Text von Andreas Renggli
Im Juni startet in der Schweiz die europäische Jugendkampagne "alle anders - alle gleich" mit der Unterstützung der Footbag-EM in Lausanne und des Festivals Imagine in Basel. Tink.ch zeigt, wie weitere Projekte eingegeben werden können.
Samuel Hufschmid ist bereit für die erste Footbag-EM in der Schweiz.

Samuel Hufschmid blickt zuversichtlich den bevorstehenden Wettkämpfen in Lausanne entgegen, wo er hinter den Kulissen mitarbeitet und wo sich vom 2. bis 4. Juni alles um den Footbag, ein rundliches, zusammengenähtes Säcklein, drehen wird. Im Schatten der Fussballweltmeisterschaft werden gegen 250 Sportlerinnen und Sportler in den drei Disziplinen Freestyle, Net und Golf um den Europameistertitel kämpfen. Bereits seit 1999 findet jährlich eine Europameisterschaft statt, dieses Jahr jedoch zum ersten Mal in der Schweiz.

“Es haben sich Personen aus über 20 Ländern angemeldet”, freut sich Hufschmid. Mit Unterstützung des Bundesamts für Sozialversicherung findet im Rahmen der europäischen Jugendkampagne “alle anders – alle gleich” die Aktion “Kick Racism” statt: Das gemeinsame Kicken soll Brücken zwischen verschiedenen Kulturen bauen. “Es ist der Sport, der uns alle verbindet”, fügt Hufschmid hinzu.

Ähnliche Begegnungen will auch Samuel Sieber am Imagine schaffen, das dieses Jahr ebenfalls unter der Kampagne “alle anders – alle gleich” läuft. Das Festival findet zur gleichen Zeit wie die Footbag-EM mitten in Basel statt und setzt mit einem vielfältigen Kulturprogramm klare Zeichen gegen Rassismus, Vorurteile und Gewalt.
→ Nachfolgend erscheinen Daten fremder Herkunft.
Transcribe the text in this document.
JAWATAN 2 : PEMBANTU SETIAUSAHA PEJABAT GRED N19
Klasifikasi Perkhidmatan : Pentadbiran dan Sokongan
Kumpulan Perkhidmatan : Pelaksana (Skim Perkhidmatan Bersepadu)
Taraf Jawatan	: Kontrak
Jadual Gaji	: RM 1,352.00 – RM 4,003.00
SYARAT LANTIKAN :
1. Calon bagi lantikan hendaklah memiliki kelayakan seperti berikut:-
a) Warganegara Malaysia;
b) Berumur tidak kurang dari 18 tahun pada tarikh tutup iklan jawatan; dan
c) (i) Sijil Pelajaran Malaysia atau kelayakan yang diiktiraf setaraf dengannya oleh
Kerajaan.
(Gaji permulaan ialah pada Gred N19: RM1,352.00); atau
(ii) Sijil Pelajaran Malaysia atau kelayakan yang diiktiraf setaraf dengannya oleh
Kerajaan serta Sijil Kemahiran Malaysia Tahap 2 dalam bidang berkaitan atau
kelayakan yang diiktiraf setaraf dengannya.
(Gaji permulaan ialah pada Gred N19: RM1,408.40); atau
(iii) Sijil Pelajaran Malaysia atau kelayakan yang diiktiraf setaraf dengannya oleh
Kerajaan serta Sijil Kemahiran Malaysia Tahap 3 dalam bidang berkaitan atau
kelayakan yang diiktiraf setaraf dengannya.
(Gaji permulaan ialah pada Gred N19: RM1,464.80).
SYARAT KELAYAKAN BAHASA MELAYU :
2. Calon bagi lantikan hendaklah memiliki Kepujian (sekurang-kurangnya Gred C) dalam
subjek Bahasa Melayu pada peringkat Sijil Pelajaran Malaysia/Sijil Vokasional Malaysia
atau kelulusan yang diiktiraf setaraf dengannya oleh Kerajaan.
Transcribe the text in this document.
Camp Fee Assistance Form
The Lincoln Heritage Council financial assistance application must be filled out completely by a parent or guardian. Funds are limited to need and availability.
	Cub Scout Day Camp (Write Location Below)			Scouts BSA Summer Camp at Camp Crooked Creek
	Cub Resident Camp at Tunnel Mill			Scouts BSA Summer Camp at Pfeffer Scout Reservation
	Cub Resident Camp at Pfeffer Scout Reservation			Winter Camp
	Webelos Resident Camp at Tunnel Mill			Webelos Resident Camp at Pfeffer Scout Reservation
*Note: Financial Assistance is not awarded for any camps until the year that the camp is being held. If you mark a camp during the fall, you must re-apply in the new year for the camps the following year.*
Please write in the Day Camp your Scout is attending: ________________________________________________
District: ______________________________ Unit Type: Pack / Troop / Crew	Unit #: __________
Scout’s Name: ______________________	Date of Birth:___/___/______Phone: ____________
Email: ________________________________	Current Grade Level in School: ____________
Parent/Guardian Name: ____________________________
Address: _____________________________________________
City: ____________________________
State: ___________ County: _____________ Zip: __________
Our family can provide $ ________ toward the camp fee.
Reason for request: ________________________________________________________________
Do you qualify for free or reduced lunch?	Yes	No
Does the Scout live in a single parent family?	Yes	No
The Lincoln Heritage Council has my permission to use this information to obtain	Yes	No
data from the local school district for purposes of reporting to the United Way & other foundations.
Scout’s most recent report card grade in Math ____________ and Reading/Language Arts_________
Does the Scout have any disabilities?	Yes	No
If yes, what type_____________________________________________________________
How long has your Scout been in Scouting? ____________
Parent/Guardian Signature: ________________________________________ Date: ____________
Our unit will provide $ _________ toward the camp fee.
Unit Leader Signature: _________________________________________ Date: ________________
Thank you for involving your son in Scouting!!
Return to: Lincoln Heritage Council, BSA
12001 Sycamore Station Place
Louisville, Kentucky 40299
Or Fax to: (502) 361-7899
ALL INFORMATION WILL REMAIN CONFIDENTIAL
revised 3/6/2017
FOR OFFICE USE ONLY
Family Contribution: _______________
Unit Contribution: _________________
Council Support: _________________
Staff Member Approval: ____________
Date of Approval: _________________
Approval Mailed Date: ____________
Dazu gehört auch ein Musikwettbewerb um den besten Antirassismus-Song.

Sensibilisierung statt Bekämpfung

Wie die beiden Startprojekte zeigen, geht es bei der Kampagne des Europarats nicht isoliert um die Bekämpfung von Rassismus oder um Interventionen nach rassistischen Vorfällen, sondern um die Sensibilisierung von Jugendlichen in Bezug auf die Vielfältigkeit unserer Gesellschaft. Mit konstruktiven Aktionen sollen Diskriminierungen gegenüber Ausländerinnen und Ausländern, Schwulen und Lesben sowie Menschen mit Behinderungen oder anderem Glauben vorgebeugt werden.

Die Kampagne dauert von Juni 2006 bis September 2007, allerdings werden dafür vom Bund keine zusätzlichen finanziellen Mittel zur Verfügung gestellt. Denn die Projektgelder stammen vom bestehenden Jugendfonds des Bundesamts für Sozialversicherung, der Fachstelle für Rassismusbekämpfung sowie dem Ostprojekt der Direktion für Entwicklung und Zusammenarbeit (DEZA).

Obwohl es sich um eine europaweite Kampagne handelt, sind keine länderübergreifende Projekte mit der Schweiz vorgesehen. “Neue internationale Projekte sind in dieser relativ kurzen Zeit unrealistisch”, sagt Julien Jaeckle, Generalsekretär der Schweizerischen Arbeitsgemeinschaft der Jugendverbände (SAJV). “Es geht mehr um den gemeinsamen Auftritt der Kampagne und den internationalen Austausch von Wissen und Erfahrungen.” Die SAJV übernimmt als Schweizer Vertretung im Steering Board die internationale Koordination der Kampagne.

Projekteingabe leicht gemacht

Wie das BSV im Vorfeld informiert hat, müssen die Projekte von der Basis kommen. Konkret heisst das, dass Projekte, die bereits in Planung sind und sich thematisch mit der Kampagne verknüpfen lassen, die besten Chancen haben. Auf den ersten Blick erscheint die Eingabe kompliziert. “Ist es aber nicht”, entgegnet Christian Wirz von Infoklick.ch, der die Kampagne in der Schweiz begleitet. Wer selber ein Projekt eingeben will, meldet sich am besten bei seiner Organisation. “Wir helfen und schauen, wo eine Eingabe am meisten Sinn macht.”

Denn bei den drei beteiligten Fonds findet man nur spärlich Informationen zur Kampagne. Doch Projekte, die unter dem Thema “alle anders – alle gleich” eingereicht werden, erhalten eine bevorzugte Behandlung.